The issue of suspending preschoolers
The degree to which children get kicked out of preschool has risen as a concern on the civil rights agenda, as well. The latest report from the United States Department of Education shows that black preschoolers are 3.6 times as likely to receive school suspensions as white preschoolers.
Not only is Connecticut providing mental health consultants free of charge throughout the state, it also passed one of the strongest laws restricting suspension and expulsion in preschools.
After a report showed suspensions of children under 7 on the rise in the state, last year the governor signed a law that children in public schools pre-K to 2nd grade could not be suspended out of school or expelled except in extreme cases of a violent or sexual nature that endanger others or involve weapons such as guns.
The new Yale study showed a precipitous drop in disturbing behaviors within three months among the group receiving consultations, compared with the control group.
One result Professor Gilliam found surprising, however: The teachers who had to wait three months to receive services were not more likely to predict needing to expel children than was the group receiving services right away. He speculates that perhaps the control-group teachers realized that “if they can just gut it out and hold onto this child,” they would soon be able to get help.
'Try the pushing hands'
Cindy Laduca, a mother of two boys in Glastonbury, Conn., described how her sometimes-frustrated preschooler would push others when he had a lot of pent-up energy. Through the consultant’s help, the classroom teacher set up a cozy corner where kids could take a break, taught the children breathing techniques to calm down, and put up handprints where a child with extra energy could go push against the wall.
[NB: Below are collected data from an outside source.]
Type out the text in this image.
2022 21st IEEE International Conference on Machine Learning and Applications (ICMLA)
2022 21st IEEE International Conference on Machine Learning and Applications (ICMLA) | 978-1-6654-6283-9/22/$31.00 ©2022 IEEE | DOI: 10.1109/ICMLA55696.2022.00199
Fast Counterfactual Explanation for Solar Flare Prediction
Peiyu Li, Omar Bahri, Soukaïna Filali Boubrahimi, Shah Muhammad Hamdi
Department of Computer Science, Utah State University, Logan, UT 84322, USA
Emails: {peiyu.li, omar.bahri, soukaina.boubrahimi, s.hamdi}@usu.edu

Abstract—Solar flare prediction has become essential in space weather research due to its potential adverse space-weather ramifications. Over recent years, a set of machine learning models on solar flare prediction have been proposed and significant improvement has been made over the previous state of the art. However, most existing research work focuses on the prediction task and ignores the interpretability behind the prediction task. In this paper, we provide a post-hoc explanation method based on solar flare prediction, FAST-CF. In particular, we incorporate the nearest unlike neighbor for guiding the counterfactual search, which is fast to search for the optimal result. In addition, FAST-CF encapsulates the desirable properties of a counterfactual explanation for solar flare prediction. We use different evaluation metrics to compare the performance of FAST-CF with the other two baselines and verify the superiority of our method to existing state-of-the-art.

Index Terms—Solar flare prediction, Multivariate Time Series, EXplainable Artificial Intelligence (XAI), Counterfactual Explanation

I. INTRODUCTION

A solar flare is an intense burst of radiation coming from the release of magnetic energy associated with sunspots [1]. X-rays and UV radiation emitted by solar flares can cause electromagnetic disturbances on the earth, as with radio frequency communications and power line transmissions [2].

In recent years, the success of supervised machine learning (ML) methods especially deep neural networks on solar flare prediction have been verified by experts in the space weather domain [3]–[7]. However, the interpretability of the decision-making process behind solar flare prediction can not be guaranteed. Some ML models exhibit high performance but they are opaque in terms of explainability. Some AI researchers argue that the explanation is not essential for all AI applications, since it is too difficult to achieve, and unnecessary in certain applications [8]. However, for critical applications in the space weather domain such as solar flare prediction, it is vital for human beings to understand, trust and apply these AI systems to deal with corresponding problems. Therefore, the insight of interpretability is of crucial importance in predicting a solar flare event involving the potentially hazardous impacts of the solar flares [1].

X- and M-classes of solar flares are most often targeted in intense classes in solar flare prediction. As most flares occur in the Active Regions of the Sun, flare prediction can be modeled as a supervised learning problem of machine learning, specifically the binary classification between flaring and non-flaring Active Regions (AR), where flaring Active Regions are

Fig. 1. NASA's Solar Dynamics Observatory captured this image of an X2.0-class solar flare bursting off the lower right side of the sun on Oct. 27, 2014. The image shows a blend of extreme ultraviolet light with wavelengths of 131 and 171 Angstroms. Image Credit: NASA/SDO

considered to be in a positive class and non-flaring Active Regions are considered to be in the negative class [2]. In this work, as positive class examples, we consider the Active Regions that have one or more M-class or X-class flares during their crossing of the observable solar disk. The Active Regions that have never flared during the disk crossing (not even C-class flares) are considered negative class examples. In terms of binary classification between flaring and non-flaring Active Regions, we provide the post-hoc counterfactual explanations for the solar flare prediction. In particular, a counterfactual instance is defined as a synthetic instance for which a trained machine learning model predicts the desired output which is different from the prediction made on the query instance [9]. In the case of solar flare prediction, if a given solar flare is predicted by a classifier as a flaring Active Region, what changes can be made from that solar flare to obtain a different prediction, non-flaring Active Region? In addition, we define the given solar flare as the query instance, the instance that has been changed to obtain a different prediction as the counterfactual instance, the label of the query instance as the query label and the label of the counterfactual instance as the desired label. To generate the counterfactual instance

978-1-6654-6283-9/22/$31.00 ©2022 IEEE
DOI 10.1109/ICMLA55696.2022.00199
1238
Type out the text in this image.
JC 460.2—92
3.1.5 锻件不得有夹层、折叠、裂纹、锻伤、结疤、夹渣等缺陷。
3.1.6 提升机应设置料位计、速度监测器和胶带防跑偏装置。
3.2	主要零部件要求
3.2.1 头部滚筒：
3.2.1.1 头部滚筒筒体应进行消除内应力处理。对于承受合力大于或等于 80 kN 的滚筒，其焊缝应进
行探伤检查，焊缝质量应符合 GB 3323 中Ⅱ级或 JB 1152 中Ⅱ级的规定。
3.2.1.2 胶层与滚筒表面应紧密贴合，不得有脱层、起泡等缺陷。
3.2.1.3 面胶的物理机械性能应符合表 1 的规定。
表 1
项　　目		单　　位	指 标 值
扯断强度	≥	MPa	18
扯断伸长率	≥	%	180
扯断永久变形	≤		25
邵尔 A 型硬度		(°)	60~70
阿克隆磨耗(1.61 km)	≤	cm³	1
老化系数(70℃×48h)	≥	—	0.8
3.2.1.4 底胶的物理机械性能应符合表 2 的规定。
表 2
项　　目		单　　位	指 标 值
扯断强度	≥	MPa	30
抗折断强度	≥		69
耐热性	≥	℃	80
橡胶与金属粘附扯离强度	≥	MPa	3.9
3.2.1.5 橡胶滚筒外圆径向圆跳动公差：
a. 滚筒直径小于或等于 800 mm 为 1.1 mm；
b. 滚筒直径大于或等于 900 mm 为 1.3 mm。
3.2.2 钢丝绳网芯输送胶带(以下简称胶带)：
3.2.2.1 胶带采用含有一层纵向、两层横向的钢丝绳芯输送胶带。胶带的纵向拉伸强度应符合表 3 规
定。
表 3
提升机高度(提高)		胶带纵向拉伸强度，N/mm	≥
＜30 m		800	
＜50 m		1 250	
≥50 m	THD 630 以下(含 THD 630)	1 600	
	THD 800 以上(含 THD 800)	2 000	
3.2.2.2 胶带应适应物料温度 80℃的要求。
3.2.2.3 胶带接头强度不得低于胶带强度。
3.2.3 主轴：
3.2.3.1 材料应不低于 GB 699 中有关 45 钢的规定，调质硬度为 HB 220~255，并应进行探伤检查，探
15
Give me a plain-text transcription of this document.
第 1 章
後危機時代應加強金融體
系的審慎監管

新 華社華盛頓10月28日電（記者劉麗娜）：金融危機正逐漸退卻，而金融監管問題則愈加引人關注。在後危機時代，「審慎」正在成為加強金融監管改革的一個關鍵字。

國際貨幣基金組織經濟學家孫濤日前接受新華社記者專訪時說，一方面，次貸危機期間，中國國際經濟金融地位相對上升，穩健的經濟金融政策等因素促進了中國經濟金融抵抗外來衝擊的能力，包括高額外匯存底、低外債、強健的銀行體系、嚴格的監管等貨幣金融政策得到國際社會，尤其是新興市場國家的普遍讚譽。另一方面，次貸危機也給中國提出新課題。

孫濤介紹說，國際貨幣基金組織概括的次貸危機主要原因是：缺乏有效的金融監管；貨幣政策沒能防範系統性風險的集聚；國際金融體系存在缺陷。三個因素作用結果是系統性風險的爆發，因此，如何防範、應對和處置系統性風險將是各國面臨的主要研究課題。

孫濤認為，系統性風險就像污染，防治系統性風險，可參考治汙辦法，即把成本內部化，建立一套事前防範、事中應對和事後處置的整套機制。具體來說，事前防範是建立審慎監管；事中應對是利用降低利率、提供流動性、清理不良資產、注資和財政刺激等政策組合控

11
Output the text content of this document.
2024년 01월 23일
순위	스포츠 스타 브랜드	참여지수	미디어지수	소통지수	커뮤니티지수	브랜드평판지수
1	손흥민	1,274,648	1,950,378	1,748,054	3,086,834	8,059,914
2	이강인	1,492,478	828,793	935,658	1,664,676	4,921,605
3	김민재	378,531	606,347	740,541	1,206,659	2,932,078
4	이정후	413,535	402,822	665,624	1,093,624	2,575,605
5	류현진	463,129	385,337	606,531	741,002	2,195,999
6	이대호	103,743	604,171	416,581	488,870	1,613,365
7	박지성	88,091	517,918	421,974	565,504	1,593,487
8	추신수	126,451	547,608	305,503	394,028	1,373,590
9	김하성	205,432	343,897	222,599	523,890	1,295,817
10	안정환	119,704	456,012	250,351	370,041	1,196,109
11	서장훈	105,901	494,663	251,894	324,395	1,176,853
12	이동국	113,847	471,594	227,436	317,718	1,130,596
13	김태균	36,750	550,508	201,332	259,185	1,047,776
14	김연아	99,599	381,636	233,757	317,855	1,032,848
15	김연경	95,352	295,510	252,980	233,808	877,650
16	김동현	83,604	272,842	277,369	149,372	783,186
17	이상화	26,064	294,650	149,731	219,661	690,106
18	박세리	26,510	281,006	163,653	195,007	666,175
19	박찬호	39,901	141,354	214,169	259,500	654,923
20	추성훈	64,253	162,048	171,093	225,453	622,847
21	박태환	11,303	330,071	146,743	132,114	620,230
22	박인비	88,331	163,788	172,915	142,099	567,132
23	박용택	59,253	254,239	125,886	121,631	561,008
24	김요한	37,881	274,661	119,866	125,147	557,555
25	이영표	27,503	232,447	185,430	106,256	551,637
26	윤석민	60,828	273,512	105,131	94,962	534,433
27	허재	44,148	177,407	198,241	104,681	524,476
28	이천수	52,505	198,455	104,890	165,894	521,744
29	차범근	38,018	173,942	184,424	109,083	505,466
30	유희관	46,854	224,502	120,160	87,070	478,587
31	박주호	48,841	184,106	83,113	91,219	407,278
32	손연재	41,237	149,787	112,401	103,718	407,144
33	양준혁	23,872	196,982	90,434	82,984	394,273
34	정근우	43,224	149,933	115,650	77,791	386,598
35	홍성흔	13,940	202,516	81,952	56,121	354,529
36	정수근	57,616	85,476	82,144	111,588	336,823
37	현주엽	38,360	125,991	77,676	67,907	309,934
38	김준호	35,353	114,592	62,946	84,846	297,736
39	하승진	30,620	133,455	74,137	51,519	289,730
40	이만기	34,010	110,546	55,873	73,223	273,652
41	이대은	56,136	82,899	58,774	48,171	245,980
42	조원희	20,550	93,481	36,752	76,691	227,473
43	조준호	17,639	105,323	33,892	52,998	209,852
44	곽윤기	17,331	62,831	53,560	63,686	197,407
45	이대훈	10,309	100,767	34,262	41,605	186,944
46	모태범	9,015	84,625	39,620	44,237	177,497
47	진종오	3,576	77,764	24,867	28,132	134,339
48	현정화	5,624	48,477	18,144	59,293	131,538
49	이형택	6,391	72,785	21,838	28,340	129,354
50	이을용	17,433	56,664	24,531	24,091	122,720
When things clicked for her son, she said, he started directing other children with challenging behaviors to “try the pushing hands.”
Erika Quinones, a teacher at the Honey Bear Learning Center in Stratford, Conn., recalled a day one of the boys was screaming and throwing toys. She stepped outside to take some deep breaths – feeling “like a teacher who would lose her mind for not being able to take care of that child.” That was the day she heard about ECCP, whose services changed her classroom and that child dramatically. She called the consultants “our lifesavers.”
ECCP is managed by the nonprofit Advanced Behavioral Health Inc., which trains mental health professionals to meet the needs of preschools in their area, and closely tracks implementation and outcomes.
One strength of the model, Gilliam says, is that it’s funded by the Department of Children and Families, which also oversees child protective services, rather than Education.
The $2.4 million DCF currently spends on ECCP annually is part of the broader prevention mission, reducing more costly interventions that may be needed later if children don’t get a strong start in life, says Kristina Stevens, a DCF administrator.
“It’s so rare to find that in government,” says Gilliam. “We’re looking long-term enough to realize this is all part of the same system. Children don’t live in departments.”